Second, I would say, by and large, I give a ton of credit to the Blues plans.Generally speaking, newer leaders in the last three years — there were a lot of retirements, a lot of CEOs moved on or retired, (and) were replaced by up-and-comers — who were much more assertive with how they're running their business. So I think that helped a lot. Our board is very much an activist board — CEOs of Blues plans that are really excited about moving faster and further.

Third, they were falling behind. I think they were feeling the lack of competitive rates and performance. And they were losing business, particularly in the ASO (administrative services only) market.We were noticing, we just weren't winning, we weren't competitive. So I think they knew they had to do something — that was a part of it.

There were reasons for this thing coming together that were business reasons. And if they didn't do it, I think they would not have grown, or they couldn't even stay where they are today. And that's really changed again. Again, a lot of it is leadership. A lot of it was timing … putting this in front of them. They were decisive and quick to respond.

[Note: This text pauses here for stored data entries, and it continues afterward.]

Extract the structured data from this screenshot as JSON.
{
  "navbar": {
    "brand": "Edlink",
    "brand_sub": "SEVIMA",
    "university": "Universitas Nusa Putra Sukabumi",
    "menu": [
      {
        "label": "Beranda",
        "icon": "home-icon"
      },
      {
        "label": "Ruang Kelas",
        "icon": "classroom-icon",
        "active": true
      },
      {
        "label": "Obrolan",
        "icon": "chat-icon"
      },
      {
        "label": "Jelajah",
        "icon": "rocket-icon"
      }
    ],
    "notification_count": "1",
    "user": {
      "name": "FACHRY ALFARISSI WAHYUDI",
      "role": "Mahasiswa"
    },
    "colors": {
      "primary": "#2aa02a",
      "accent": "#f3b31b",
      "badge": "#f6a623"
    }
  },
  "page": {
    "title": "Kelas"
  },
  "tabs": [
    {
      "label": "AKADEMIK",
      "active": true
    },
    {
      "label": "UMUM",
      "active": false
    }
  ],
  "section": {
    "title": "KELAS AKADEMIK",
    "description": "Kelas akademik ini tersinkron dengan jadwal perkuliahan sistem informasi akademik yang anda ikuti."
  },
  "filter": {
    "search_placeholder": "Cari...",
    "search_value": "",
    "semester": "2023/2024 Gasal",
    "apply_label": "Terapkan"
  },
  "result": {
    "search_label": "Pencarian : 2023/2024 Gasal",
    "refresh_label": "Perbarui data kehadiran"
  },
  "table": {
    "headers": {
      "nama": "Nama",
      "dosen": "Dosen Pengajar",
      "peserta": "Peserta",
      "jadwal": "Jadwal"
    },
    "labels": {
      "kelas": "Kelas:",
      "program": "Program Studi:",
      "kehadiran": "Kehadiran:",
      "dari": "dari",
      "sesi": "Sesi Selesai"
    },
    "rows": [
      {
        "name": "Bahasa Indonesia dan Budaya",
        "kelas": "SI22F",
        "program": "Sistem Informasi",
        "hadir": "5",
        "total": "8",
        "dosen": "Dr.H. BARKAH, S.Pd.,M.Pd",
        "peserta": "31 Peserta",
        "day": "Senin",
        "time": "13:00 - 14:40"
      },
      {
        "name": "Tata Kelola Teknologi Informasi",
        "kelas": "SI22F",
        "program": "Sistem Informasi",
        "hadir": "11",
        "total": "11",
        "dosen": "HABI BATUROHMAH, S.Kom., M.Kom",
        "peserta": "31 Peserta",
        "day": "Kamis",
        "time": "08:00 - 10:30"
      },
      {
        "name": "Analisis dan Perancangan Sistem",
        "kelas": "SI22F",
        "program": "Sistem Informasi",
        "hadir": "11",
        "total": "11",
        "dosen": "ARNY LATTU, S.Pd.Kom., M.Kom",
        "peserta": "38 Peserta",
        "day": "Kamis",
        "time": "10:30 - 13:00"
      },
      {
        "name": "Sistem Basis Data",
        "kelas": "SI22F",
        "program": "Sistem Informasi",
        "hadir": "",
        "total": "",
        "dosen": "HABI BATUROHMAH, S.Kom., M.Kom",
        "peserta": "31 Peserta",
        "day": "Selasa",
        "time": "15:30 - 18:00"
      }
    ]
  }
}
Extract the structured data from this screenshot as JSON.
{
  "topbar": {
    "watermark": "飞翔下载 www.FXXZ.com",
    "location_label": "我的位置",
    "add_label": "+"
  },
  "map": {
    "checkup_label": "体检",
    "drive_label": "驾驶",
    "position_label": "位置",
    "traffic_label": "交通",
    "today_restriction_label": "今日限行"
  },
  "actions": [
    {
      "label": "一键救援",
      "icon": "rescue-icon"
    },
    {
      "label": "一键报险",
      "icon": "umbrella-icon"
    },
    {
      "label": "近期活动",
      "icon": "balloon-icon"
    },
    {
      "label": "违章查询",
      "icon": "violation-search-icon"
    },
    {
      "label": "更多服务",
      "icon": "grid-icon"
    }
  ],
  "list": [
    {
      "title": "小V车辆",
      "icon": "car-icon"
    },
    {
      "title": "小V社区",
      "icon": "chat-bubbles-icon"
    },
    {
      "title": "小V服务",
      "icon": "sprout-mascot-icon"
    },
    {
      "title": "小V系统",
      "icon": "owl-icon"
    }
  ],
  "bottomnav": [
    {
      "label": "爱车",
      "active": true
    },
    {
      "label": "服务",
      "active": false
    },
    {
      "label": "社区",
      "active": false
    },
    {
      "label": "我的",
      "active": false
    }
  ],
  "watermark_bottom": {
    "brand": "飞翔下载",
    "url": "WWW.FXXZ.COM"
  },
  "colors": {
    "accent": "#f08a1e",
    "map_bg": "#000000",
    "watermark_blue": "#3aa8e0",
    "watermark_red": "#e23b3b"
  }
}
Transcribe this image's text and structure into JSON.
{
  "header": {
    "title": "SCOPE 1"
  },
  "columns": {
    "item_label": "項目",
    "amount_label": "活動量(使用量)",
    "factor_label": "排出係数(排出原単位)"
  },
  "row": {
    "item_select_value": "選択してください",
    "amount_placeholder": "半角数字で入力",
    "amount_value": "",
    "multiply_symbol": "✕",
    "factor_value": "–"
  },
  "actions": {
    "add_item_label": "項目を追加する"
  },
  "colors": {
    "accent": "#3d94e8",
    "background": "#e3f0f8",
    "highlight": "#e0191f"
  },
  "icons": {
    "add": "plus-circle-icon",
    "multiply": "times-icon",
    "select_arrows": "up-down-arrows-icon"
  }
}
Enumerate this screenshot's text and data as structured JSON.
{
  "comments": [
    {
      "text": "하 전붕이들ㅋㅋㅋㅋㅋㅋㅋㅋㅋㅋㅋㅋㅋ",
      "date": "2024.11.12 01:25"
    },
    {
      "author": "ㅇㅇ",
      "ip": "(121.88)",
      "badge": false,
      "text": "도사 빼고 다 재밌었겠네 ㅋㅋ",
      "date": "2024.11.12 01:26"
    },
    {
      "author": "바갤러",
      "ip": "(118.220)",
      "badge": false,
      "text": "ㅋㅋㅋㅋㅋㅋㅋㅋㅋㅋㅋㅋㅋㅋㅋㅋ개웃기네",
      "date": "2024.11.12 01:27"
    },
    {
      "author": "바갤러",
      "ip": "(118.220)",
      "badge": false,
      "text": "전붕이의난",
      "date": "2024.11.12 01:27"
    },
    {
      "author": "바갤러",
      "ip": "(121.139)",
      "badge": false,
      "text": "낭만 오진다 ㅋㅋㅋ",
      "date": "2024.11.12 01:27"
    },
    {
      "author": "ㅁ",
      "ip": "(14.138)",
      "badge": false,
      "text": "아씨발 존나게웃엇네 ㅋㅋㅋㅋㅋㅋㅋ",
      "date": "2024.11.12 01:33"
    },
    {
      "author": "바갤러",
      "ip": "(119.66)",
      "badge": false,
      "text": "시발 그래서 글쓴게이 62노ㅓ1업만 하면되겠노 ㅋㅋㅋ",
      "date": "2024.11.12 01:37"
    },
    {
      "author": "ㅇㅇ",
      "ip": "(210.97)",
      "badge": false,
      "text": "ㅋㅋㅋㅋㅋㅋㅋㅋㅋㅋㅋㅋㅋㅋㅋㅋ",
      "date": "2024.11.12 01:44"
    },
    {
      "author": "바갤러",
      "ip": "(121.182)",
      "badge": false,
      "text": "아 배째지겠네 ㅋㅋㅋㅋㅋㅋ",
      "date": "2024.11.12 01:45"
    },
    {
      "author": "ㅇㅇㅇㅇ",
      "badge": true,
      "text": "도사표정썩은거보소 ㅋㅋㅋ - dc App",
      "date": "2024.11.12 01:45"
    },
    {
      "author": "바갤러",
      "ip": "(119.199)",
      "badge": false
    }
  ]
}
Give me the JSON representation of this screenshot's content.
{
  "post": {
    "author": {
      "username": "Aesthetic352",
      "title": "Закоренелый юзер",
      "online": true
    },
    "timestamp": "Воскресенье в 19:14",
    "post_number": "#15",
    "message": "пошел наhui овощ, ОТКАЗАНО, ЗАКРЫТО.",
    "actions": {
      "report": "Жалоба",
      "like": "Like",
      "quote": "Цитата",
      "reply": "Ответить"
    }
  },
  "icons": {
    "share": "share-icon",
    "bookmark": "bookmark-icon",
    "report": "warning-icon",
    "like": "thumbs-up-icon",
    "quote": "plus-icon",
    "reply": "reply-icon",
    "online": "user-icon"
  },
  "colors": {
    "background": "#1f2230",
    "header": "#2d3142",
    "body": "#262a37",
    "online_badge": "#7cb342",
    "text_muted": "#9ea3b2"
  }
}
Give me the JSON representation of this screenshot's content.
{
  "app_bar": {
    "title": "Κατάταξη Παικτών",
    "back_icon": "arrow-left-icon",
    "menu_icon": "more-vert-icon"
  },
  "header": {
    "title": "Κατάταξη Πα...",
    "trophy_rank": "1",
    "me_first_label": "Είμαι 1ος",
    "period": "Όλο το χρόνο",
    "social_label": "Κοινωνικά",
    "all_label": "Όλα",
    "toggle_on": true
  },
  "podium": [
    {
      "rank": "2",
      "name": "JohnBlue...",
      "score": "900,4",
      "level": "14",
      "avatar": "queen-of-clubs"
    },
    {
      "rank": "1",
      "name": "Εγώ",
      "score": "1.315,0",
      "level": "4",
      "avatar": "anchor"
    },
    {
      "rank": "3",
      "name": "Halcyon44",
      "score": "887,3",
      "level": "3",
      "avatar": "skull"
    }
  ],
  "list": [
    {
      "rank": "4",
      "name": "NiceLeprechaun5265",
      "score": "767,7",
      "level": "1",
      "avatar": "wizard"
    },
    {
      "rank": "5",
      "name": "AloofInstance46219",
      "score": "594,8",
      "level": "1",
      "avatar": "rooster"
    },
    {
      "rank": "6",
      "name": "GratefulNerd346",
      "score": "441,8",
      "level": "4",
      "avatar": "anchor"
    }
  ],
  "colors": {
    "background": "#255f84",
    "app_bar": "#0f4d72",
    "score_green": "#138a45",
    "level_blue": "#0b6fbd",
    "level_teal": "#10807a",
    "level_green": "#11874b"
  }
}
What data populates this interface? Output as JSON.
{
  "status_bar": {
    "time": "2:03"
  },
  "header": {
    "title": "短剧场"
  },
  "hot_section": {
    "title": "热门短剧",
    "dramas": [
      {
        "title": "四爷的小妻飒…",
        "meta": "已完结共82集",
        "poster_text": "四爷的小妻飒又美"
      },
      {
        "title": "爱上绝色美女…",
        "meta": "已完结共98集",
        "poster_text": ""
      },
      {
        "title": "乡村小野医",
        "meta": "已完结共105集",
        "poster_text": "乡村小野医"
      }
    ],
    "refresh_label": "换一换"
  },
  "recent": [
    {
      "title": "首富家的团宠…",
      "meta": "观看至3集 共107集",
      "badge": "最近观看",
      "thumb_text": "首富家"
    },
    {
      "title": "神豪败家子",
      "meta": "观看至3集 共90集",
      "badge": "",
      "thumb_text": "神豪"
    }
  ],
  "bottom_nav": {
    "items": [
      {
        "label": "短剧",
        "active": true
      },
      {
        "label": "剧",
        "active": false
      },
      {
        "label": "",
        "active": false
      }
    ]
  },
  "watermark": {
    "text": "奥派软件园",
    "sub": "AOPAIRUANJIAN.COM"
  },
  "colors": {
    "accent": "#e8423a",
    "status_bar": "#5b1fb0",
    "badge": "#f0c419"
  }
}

So they moved beyond this utility approach into something that's much more assertive marketwise.

Was there friction and were there issues? There were. Cost of goods sold is broken up into two pieces. It's the rebates in pharmacy and buying medications and it's pharmacy dispensing and the networks, if you will. We were off on both of those.

One of the things we noticed was, we definitely saw better rebates through alignment and the different activities we talked about.

But we're also the highest paying retail pharmacy network pharmacy payer in the marketplace. We realized, wow, we probably need to sharpen our pencil there a little bit.

With that came … that's hard to do. It's hard to go back out to your market of dispensers and retail pharmacies and say, hey, you know, we're gonna have to deal with this because we're just not competitive. We did we got through it, but it was not a straight line. It was a lot of work.

Did you lose some dispensers? Did your network change?

Not really. But it wasn't without some difficult conversations. We didn't really lose anybody; I think our network is virtually the same. But I think a lot of our partners got used to Prime paying 20% more than the market, and I understand that.We just couldn't afford it anymore.

Our goal is to make healthcare more affordable, and our employers are paying the premium. And at some point, they don't want pay anymore, so they were going elsewhere.

It was kind of self-correcting.The good news with competition in our country is it does create self- correction opportunities and that was one. It was a good example, though of hard work and friction that came out of this process. It wasn't just, oh, we're done, and we don’t have to worry about this and we just saved $2 billion. It wasn't that easy.

I think when this (the Express Scripts deal) was announced, it was announced as a three year collaboration. I think it was announced in 2019, the end of 2019. So the end of that three years is not that far away. So do you expect (the collaboration) to continue? And if so, what sort of adjustments might you be making?

It’s a good question. I think, by and large, it is working as advertised, there are a few things that we think need to be tweaked and tuned. My guess is that we'll figure that out with our partner.

If for some reason we didn't, then we have the flexibility to go back out to the market. We have a big book of business. It's very attractive.

I think we're (in) early innings. We haven't had those conversations yet. Express Scripts has done a fabulous job of managing this business. We think there's opportunities to make it better. And that'll play out here over the next 12 to 24 months.

We have multiple extensions on this contract. So our first go-back-out-to-the- market is three years, so another year and a half from now. But we can just continue to roll (the contract) over as well. So I don't think that decision has quite been made yet. It’s still early.